THE Victorian government is investing more than $100 million in tobacco companies despite efforts to reduce smoking rates in the community.
The state government's investment management organisation, the Victorian Funds Management Corporation, says of its investment assets, worth $37.9 billion, that 0.3 per cent is placed in the tobacco industry.
This brings its tobacco investment to about $117 million — nearly four times the New South Wales government's allocation of $30 million.
The VFMC manages investments for public sector organisations including insurers and superannuation funds. Clients include the Department of Health, the Transport Accident Commission, Victorian Managed Insurance Authority, WorkSafe, the Royal Children's Hospital and the University of Melbourne.
The head of client services for the corporation, Malcolm Ashbolt, said although it had decided to stop investing in cluster munitions in recent years, it had no intention of divesting in tobacco companies, which were chosen by external investment managers, not the VFMC.
He said the group's main objective was to provide funds management services to the state in a "commercially effective, efficient and competitive manner".
Doctors and health groups said the investment was outrageous and hypocritical when governments were trying to reduce the damage tobacco caused to people's health.
The executive director of Quit Victoria, Fiona Sharkie, called for the government to abandon its investment because it undermined Australia's tobacco control measures including plain packaging.

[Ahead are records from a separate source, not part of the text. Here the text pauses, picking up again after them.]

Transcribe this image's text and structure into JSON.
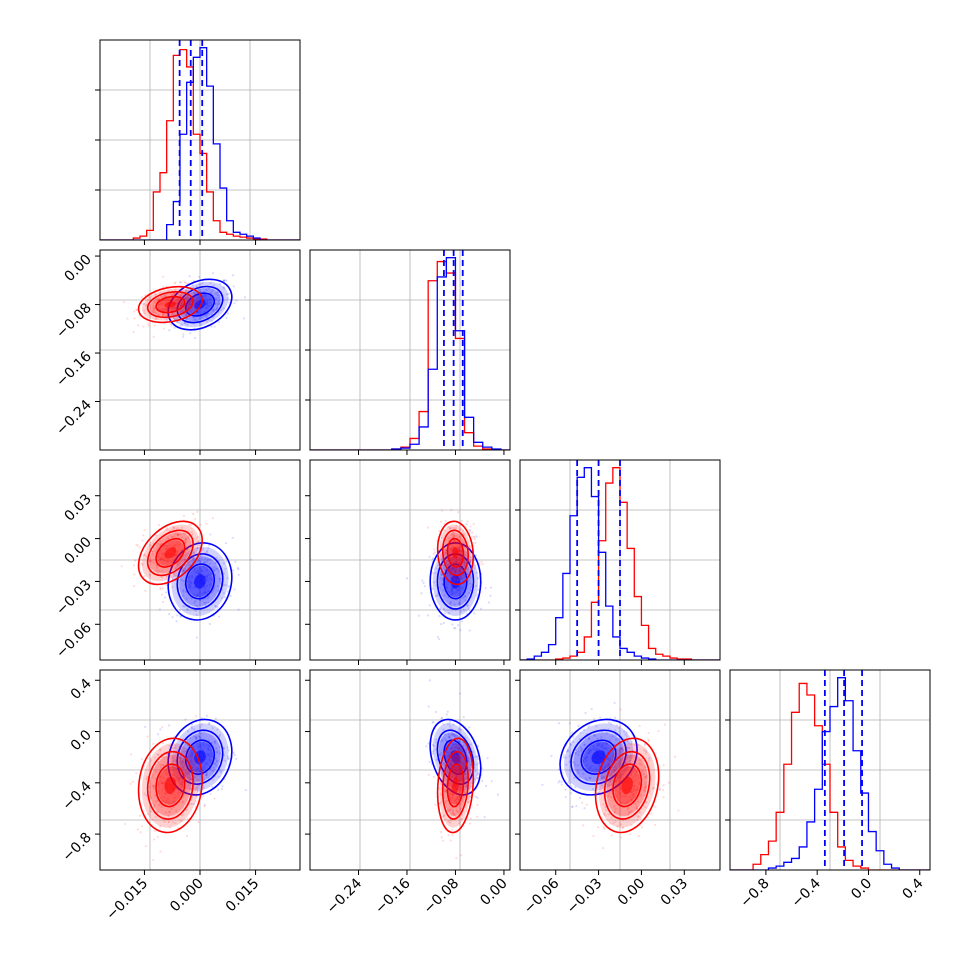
{
  "chart_data": {
    "type": "corner",
    "parameters": 4,
    "colors": {
      "series_a": "#0000ff",
      "series_b": "#ff0000"
    },
    "series": [
      {
        "color": "blue",
        "means": [
          0.0,
          -0.08,
          -0.03,
          -0.2
        ],
        "stds": [
          0.0035,
          0.017,
          0.011,
          0.12
        ],
        "corr_23": 0.0,
        "corr_13": 0.1,
        "corr_12": 0.3,
        "corr_24": -0.3,
        "corr_34": 0.2,
        "corr_14": 0.15
      },
      {
        "color": "red",
        "means": [
          -0.008,
          -0.08,
          -0.01,
          -0.42
        ],
        "stds": [
          0.0035,
          0.012,
          0.009,
          0.15
        ],
        "corr_12": 0.25,
        "corr_13": 0.4,
        "corr_23": -0.1,
        "corr_24": 0.15,
        "corr_34": 0.2,
        "corr_14": 0.1
      }
    ],
    "quantile_lines_blue": [
      [
        -0.0055,
        -0.0025,
        0.0006
      ],
      [
        -0.099,
        -0.083,
        -0.068
      ],
      [
        -0.045,
        -0.03,
        -0.015
      ],
      [
        -0.34,
        -0.19,
        -0.05
      ]
    ],
    "histograms": [
      {
        "edges": [
          -0.027,
          -0.0252,
          -0.0234,
          -0.0216,
          -0.0198,
          -0.018,
          -0.0162,
          -0.0144,
          -0.0126,
          -0.0108,
          -0.009,
          -0.0072,
          -0.0054,
          -0.0036,
          -0.0018,
          0.0,
          0.0018,
          0.0036,
          0.0054,
          0.0072,
          0.009,
          0.0108,
          0.0126,
          0.0144,
          0.0162,
          0.018,
          0.0198,
          0.0216,
          0.0234,
          0.0252,
          0.027
        ],
        "blue": [
          0,
          0,
          0,
          0,
          0,
          0,
          0,
          0,
          0,
          0,
          0.08,
          0.2,
          0.55,
          0.82,
          0.95,
          1.0,
          0.8,
          0.5,
          0.27,
          0.1,
          0.04,
          0.03,
          0.02,
          0.01,
          0,
          0,
          0,
          0,
          0,
          0
        ],
        "red": [
          0,
          0,
          0,
          0,
          0,
          0.01,
          0.02,
          0.05,
          0.25,
          0.35,
          0.62,
          0.96,
          0.99,
          0.9,
          0.55,
          0.45,
          0.25,
          0.1,
          0.04,
          0.03,
          0.02,
          0.015,
          0.01,
          0.005,
          0.005,
          0,
          0,
          0,
          0,
          0
        ]
      },
      {
        "edges": [
          -0.32,
          -0.305,
          -0.29,
          -0.275,
          -0.26,
          -0.245,
          -0.23,
          -0.215,
          -0.2,
          -0.185,
          -0.17,
          -0.155,
          -0.14,
          -0.125,
          -0.11,
          -0.095,
          -0.08,
          -0.065,
          -0.05,
          -0.035,
          -0.02,
          -0.005,
          0.01
        ],
        "blue": [
          0,
          0,
          0,
          0,
          0,
          0,
          0,
          0,
          0,
          0.005,
          0.01,
          0.03,
          0.12,
          0.42,
          0.9,
          1.0,
          0.62,
          0.17,
          0.04,
          0.015,
          0.005,
          0
        ],
        "red": [
          0,
          0,
          0,
          0,
          0,
          0,
          0,
          0,
          0,
          0.005,
          0.015,
          0.06,
          0.2,
          0.88,
          0.98,
          0.92,
          0.58,
          0.09,
          0.02,
          0.005,
          0,
          0
        ]
      },
      {
        "edges": [
          -0.085,
          -0.08,
          -0.075,
          -0.07,
          -0.065,
          -0.06,
          -0.055,
          -0.05,
          -0.045,
          -0.04,
          -0.035,
          -0.03,
          -0.025,
          -0.02,
          -0.015,
          -0.01,
          -0.005,
          0.0,
          0.005,
          0.01,
          0.015,
          0.02,
          0.025,
          0.03,
          0.035,
          0.04,
          0.045,
          0.05,
          0.055
        ],
        "blue": [
          0,
          0.005,
          0.02,
          0.04,
          0.08,
          0.22,
          0.45,
          0.75,
          0.95,
          1.0,
          0.85,
          0.56,
          0.28,
          0.12,
          0.06,
          0.04,
          0.02,
          0.01,
          0.005,
          0,
          0,
          0,
          0,
          0,
          0,
          0,
          0,
          0
        ],
        "red": [
          0,
          0,
          0,
          0,
          0,
          0.005,
          0.01,
          0.02,
          0.04,
          0.12,
          0.3,
          0.62,
          0.92,
          1.0,
          0.82,
          0.58,
          0.33,
          0.18,
          0.06,
          0.03,
          0.02,
          0.01,
          0.005,
          0.005,
          0,
          0,
          0,
          0
        ]
      },
      {
        "edges": [
          -1.08,
          -1.02,
          -0.96,
          -0.9,
          -0.84,
          -0.78,
          -0.72,
          -0.66,
          -0.6,
          -0.54,
          -0.48,
          -0.42,
          -0.36,
          -0.3,
          -0.24,
          -0.18,
          -0.12,
          -0.06,
          0.0,
          0.06,
          0.12,
          0.18,
          0.24,
          0.3,
          0.36,
          0.42,
          0.48
        ],
        "blue": [
          0,
          0,
          0,
          0,
          0,
          0.01,
          0.02,
          0.04,
          0.06,
          0.12,
          0.25,
          0.42,
          0.72,
          0.85,
          1.0,
          0.88,
          0.62,
          0.4,
          0.2,
          0.1,
          0.03,
          0.01,
          0,
          0,
          0,
          0
        ],
        "red": [
          0,
          0,
          0,
          0.03,
          0.08,
          0.15,
          0.3,
          0.55,
          0.82,
          0.97,
          0.91,
          0.75,
          0.55,
          0.3,
          0.12,
          0.05,
          0.02,
          0.01,
          0,
          0,
          0,
          0,
          0,
          0,
          0,
          0
        ]
      }
    ],
    "axes": [
      {
        "range": [
          -0.027,
          0.027
        ],
        "ticks": [
          -0.015,
          0.0,
          0.015
        ],
        "tick_labels": [
          "−0.015",
          "0.000",
          "0.015"
        ]
      },
      {
        "range": [
          -0.32,
          0.01
        ],
        "ticks": [
          -0.24,
          -0.16,
          -0.08,
          0.0
        ],
        "tick_labels": [
          "−0.24",
          "−0.16",
          "−0.08",
          "0.00"
        ]
      },
      {
        "range": [
          -0.085,
          0.055
        ],
        "ticks": [
          -0.06,
          -0.03,
          0.0,
          0.03
        ],
        "tick_labels": [
          "−0.06",
          "−0.03",
          "0.00",
          "0.03"
        ]
      },
      {
        "range": [
          -1.08,
          0.48
        ],
        "ticks": [
          -0.8,
          -0.4,
          0.0,
          0.4
        ],
        "tick_labels": [
          "−0.8",
          "−0.4",
          "0.0",
          "0.4"
        ]
      }
    ],
    "grid": true,
    "legend": "none"
  }
}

"It's really in conflict with the governments' health objectives. Tobacco has been on the health agenda for the federal and state governments for years, so on the one hand they're saying we're investing in tobacco control but on the other hand they're saying we're investing in the companies," she said.
The chief executive of Action on Smoking and Health Australia, Anne Jones, said if the VFMC abandoned investments in cluster munitions, it should pull its money out of tobacco companies.
"Cluster bombs injure and kill about 17,000 people a year and tobacco kills just under 6 million people a year worldwide," she said.
Ms Jones said deaths caused by tobacco were predicted to reach 10 million by 2025, with most of the deaths in poor and middle-income earning countries.
"It's outrageous. These are countries we are sending AusAID to to reduce tobacco diseases," she said.
Dr Bronwyn King, a radiation oncologist at Peter MacCallum Cancer Centre who successfully lobbied a superannuation company to drop its investments in tobacco this year, also called for the Victorian government to follow suit. "As a cancer doctor, every single day I see the devastating effects tobacco has on individuals and their families," she said.
While the NSW government committed to reviewing its investment in tobacco companies this week, a spokeswoman for Victorian Treasurer Kim Wells would not comment on the matter except to say the VFMC was required to invest in accordance with its commercial objectives.
"Under legislation, the Treasurer cannot direct the VFMC in relation to an investment decision," she said.